The opening bid from St. Croix Energy, received on Oct. 25, was $11.5 million. "However, over the last few days, the parties have negotiated a significant increase in the amount being offered by the stalking horse bidder," according to court documents. On Saturday, a bid with an executed asset agreement from St. Croix Energy for $20 million, or $8.5 million more than the company's original bid, was agreed upon. The $20 million bid is "for all or substantially all of the debtors’ assets on a “going-concern” basis," according to court documents, the debtor being the Limetree Bay Refinery.

A court hearing has been scheduled for Monday where Judge David Jones, the chief bankruptcy judge for the Southern District in Houston, Texas, will determine whether to grant St. Croix Energy an increase in the total allowable amount of bid protections of 5 percent, up from the original 3 percent, "which would result in reimbursement of expenses of $1 million payable on the closing of a sale," according to court documents. 

If St.

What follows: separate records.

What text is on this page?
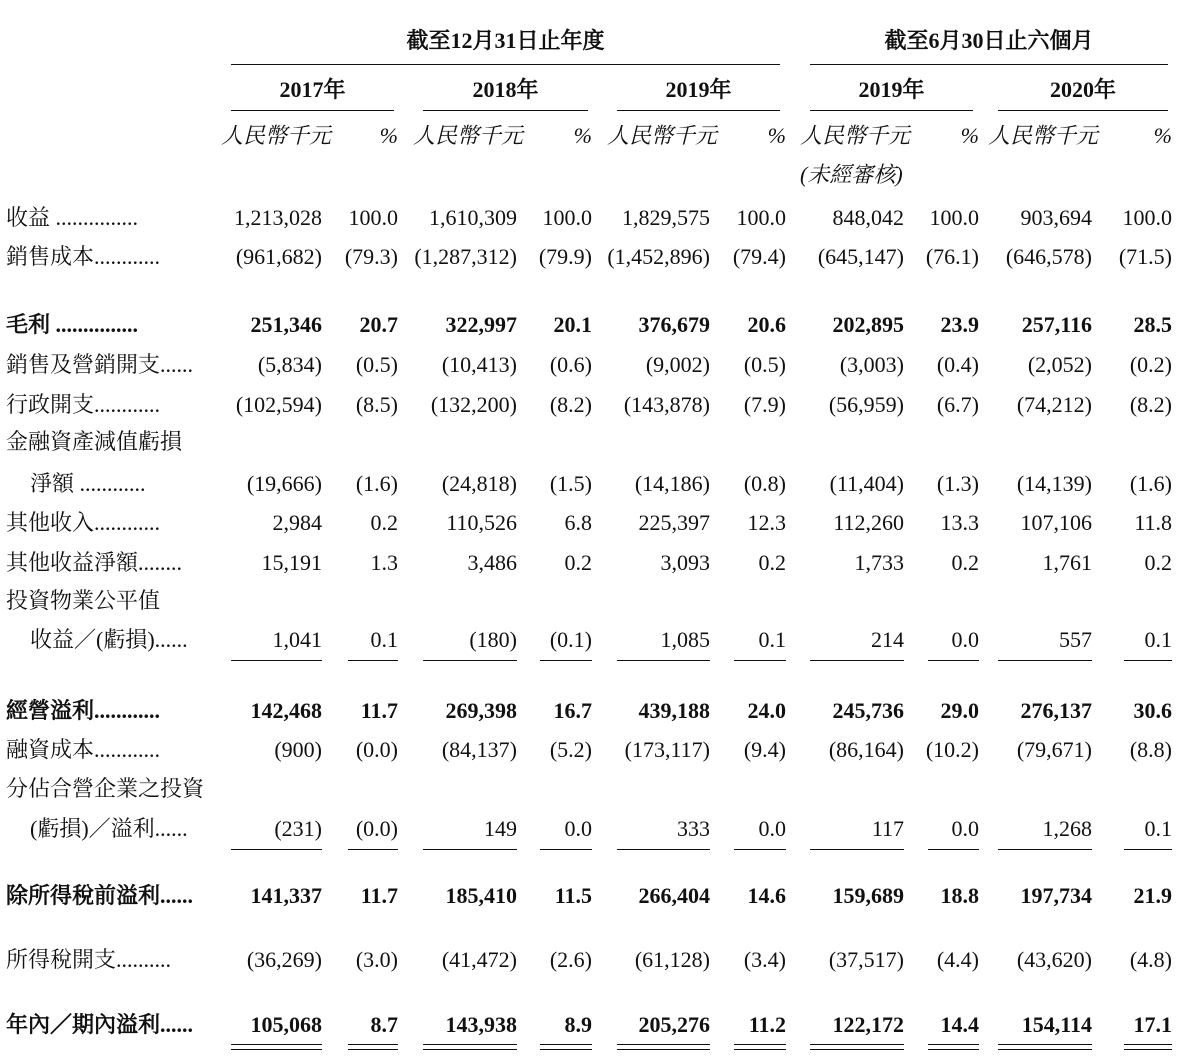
截至12月31日止年度	截至6月30日止六個月
2017年
人民幣千元	%
2018年
人民幣千元	%
2019年
人民幣千元	%
2019年
人民幣千元	%
2020年
人民幣千元	%
(未經審核)
收益 ...............	1,213,028	100.0	1,610,309	100.0	1,829,575	100.0	848,042	100.0	903,694	100.0
銷售成本............	(961,682)	(79.3) (1,287,312) (79.9) (1,452,896)	(79.4)	(645,147) (76.1)	(646,578)	(71.5)
毛利 ...............	251,346	20.7	322,997	20.1	376,679	20.6	202,895	23.9	257,116	28.5
銷售及營銷開支......	(5,834)	(0.5)	(10,413)	(0.6)	(9,002)	(0.5)	(3,003)	(0.4)	(2,052)	(0.2)
行政開支............	(102,594)	(8.5)	(132,200)	(8.2)	(143,878)	(7.9)	(56,959)	(6.7)	(74,212)	(8.2)
金融資產減值虧損
淨額 ............	(19,666)	(1.6)	(24,818)	(1.5)	(14,186)	(0.8)	(11,404)	(1.3)	(14,139)	(1.6)
其他收入............	2,984	0.2	110,526	6.8	225,397	12.3	112,260	13.3	107,106	11.8
其他收益淨額........	15,191	1.3	3,486	0.2	3,093	0.2	1,733	0.2	1,761	0.2
投資物業公平值
收益／(虧損)......	1,041	0.1	(180)	(0.1)	1,085	0.1	214	0.0	557	0.1
經營溢利............	142,468	11.7	269,398	16.7	439,188	24.0	245,736	29.0	276,137	30.6
融資成本............	(900)	(0.0)	(84,137)	(5.2)	(173,117)	(9.4)	(86,164) (10.2)	(79,671)	(8.8)
分佔合營企業之投資
(虧損)／溢利......	(231)	(0.0)	149	0.0	333	0.0	117	0.0	1,268	0.1
除所得稅前溢利......	141,337	11.7	185,410	11.5	266,404	14.6	159,689	18.8	197,734	21.9
所得稅開支..........	(36,269)	(3.0)	(41,472)	(2.6)	(61,128)	(3.4)	(37,517)	(4.4)	(43,620)	(4.8)
年內／期內溢利......	105,068	8.7	143,938	8.9	205,276	11.2	122,172	14.4	154,114	17.1
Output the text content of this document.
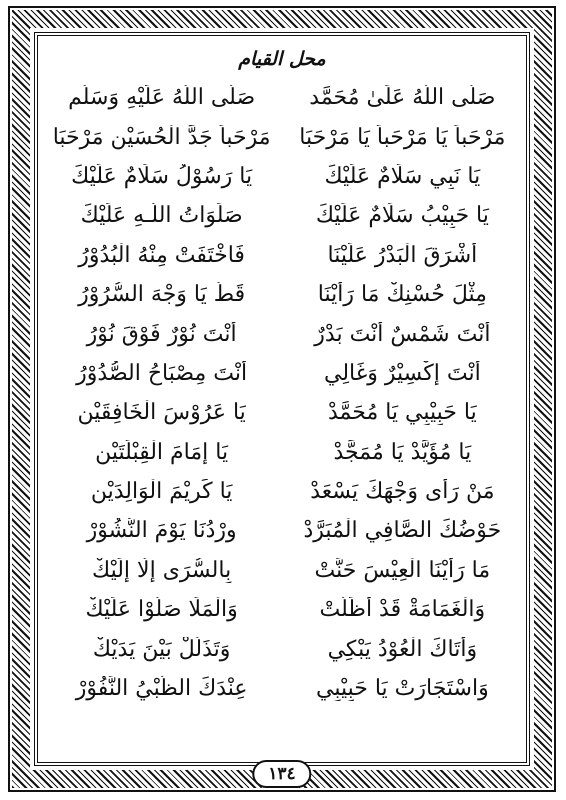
محل القيام
صَلَّى اللَّهُ عَلَىٰ مُحَمَّد
صَلَّى اللَّهُ عَلَيْهِ وَسَلَّم
مَرْحَباً يَا مَرْحَباً يَا مَرْحَبَا
مَرْحَباً جَدَّ الْحُسَيْنِ مَرْحَبَا
يَا نَبِي سَلَامٌ عَلَيْكَ
يَا رَسُوْلُ سَلَامٌ عَلَيْكَ
يَا حَبِيْبُ سَلَامٌ عَلَيْكَ
صَلَوَاتُ اللَّـهِ عَلَيْكَ
أَشْرَقَ الْبَدْرُ عَلَيْنَا
فَاخْتَفَتْ مِنْهُ الْبُدُوْرُ
مِثْلَ حُسْنِكْ مَا رَأَيْنَا
قَطُّ يَا وَجْهَ السُّرُوْرُ
أَنْتَ شَمْسٌ أَنْتَ بَدْرٌ
أَنْتَ نُوْرٌ فَوْقَ نُوْرُ
أَنْتَ إِكْسِيْرٌ وَغَالِي
أَنْتَ مِصْبَاحُ الصُّدُوْرُ
يَا حَبِيْبِي يَا مُحَمَّدْ
يَا عَرُوْسَ الْخَافِقَيْنِ
يَا مُؤَيَّدْ يَا مُمَجَّدْ
يَا إِمَامَ الْقِبْلَتَيْنِ
مَنْ رَأَى وَجْهَكَ يَسْعَدْ
يَا كَرِيْمَ الْوَالِدَيْنِ
حَوْضُكَ الصَّافِي الْمُبَرَّدْ
وِرْدُنَا يَوْمَ النُّشُوْرْ
مَا رَأَيْنَا الْعِيْسَ حَنَّتْ
بِالسُّرَى إِلَّا إِلَيْكْ
وَالْغَمَامَةْ قَدْ أَظَلَّتْ
وَالْمَلَا صَلُّوْا عَلَيْكْ
وَأَتَاكَ الْعُوْدُ يَبْكِي
وَتَذَلَّلْ بَيْنَ يَدَيْكْ
وَاسْتَجَارَتْ يَا حَبِيْبِي
عِنْدَكَ الظَّبْيُ النَّفُوْرْ
١٣٤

Croix Energy, currently the presumptive bid winner, secures the auction that is set to take place on Thursday, it would still face a number of obstacles before oil refining resumes at Limetree Bay. From settlement agreements signed with St. Croix residents affected by the massive May 12 flare incident that resulted in an indefinite halt of refining, to hardened oil still sitting in pipelines, and navigating substantial Environmental Protection Agency obstacles.

The company had commenced oil refining on February 1 after a costly yearlong delay exacerbated by the global Covid-19 pandemic. The refinery was shutdown since 2012 prior to the February restart, and was revived after investors aligned with EIG and ArcLight Capital poured roughly $4 billion into the restart effort.

In a release issued early Oct., St. Croix Energy said, "We are 100 percent committed — not just to the sustainable, economic growth of St. Croix, but also to the environment and to the Virgin Islands as a whole, since most of the partners live here."

"The St. Croix Energy team firmly believes that we can develop the appropriate strategic partnerships to operate the refinery in an EPA-compliant way, and in a manner that will protect the community and provide employment for many of our neighbors here in the Virgin Islands. While others may be driven solely by profit, our partners live on St. Croix and are therefore interested in what is best for the territory and being good fiduciaries of the natural resources of the Virgin Islands, which is ultimately an environmentally safe restart," the company further stated.

The firm said it is comprised of "businessmen with deep roots in the Virgin Islands, along with industry professionals that have decades of experience in the refining, marketing, and renewable fuels sectors."